Lo spazzino e il capotreno
Una storia che sa di mozziconi gettati a terra, sciacquoni non tirati e lavori sporchi che qualcuno deve pur fare
Vide a terra un mozzicone di sigaretta e imprecò due volte. Non solo perché era stato gettato a terra, ma perché era un mozzicone. Che cazzo, esclamò tra sé, si sapeva che era vietato fumare, sul treno. Si chinò, lo raccolse con la mano guantata e lo gettò nel contenitore dei rifiuti indifferenziati innestato sul carrellino.
Guardò fuori. Una signora molto anziana avanzava lenta sulla banchina trascinandosi dietro un valigione pesantissimo. Nemmeno le rotelle parevano alleviarle la fatica. Per un attimo fu tentato di scendere dal treno e aiutarla a fare le scale. Il mezzo era fermo e lo sarebbe rimasto ancora per parecchio. Poi però desistette. Sarebbe stato abbandono del posto di lavoro, e lui non poteva permettersi di perderlo, quel lavoro.
Distolse lo sguardo e andò avanti nelle operazioni di pulizia.

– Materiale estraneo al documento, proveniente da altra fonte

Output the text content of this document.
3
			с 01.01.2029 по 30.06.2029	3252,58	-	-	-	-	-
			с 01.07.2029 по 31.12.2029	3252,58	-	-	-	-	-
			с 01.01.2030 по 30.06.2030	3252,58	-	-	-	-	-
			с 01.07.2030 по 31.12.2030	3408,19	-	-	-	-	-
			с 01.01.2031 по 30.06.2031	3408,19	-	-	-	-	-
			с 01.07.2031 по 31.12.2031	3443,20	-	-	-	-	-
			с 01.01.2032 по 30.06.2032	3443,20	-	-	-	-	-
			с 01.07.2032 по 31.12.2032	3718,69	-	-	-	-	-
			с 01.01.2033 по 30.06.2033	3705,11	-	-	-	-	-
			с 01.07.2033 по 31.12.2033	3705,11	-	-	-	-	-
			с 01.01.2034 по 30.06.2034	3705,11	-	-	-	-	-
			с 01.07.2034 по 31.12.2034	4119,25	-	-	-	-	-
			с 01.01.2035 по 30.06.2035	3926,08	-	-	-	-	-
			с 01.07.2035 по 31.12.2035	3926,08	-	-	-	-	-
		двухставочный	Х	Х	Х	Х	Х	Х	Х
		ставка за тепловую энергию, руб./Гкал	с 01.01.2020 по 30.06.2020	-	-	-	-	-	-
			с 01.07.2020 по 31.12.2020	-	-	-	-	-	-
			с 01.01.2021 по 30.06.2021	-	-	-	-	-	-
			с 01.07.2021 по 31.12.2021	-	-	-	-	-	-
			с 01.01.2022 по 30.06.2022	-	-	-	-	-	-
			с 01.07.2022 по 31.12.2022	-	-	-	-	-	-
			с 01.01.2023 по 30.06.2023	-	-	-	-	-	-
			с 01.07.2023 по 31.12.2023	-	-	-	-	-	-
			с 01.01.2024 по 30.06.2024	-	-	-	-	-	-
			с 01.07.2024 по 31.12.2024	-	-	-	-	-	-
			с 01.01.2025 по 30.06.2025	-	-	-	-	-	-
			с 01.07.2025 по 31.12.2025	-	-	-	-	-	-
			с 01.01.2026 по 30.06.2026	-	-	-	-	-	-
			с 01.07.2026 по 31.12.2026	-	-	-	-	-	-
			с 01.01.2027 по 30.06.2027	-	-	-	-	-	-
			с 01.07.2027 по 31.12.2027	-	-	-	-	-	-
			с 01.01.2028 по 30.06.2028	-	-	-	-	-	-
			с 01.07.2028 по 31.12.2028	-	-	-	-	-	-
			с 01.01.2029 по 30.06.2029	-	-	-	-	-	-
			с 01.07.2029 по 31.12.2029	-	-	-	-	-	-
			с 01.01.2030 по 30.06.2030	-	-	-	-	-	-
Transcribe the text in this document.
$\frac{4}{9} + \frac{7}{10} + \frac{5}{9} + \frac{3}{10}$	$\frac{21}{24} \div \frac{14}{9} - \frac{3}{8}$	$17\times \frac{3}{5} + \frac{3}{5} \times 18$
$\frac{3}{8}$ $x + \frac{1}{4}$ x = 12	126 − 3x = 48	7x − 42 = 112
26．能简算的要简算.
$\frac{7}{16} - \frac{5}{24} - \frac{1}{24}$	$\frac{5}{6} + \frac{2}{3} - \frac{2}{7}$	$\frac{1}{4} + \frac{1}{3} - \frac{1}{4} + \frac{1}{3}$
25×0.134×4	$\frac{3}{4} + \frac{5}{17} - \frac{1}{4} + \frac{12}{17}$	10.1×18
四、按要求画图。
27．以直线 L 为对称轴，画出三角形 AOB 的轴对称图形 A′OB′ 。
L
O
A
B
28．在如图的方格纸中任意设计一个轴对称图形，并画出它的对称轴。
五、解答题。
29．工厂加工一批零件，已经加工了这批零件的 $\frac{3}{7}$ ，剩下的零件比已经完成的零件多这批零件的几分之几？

Raccolse da terra la carta di una caramella, un giornale, un pezzo di pane, una buccia di banana, il calzino di un neonato. Differenziò quello che poté.
Arrivò in fondo all’ultimo vagone, dove sedeva il capotreno. Era una donna molto giovane. Da quando lui aveva iniziato a lavorare su quella linea, si erano incrociati più volte. Si salutarono.
- Tutto a posto? - gli domandò lei, sollevando lo sguardo dalle carte che era intenta a leggere.
- Il solito - rispose lui.
- Incivili?
- Già.
La donna scosse la testa.
- Figurati che l’altro giorno ho dovuto far salire la polizia ferroviaria... - disse.
- Ah. Perché?
- Due tizi mi hanno messo le mani addosso. Erano ubriachi...
- Balordi… Stranieri?
- Sì.
Lui si vergognò. Si sentiva in colpa ogni volta che veniva a sapere di stranieri che facevano danni, rubavano, menavano. Era in Italia da dieci anni, ormai, ma ancora si sentiva un forestiero. Un negro.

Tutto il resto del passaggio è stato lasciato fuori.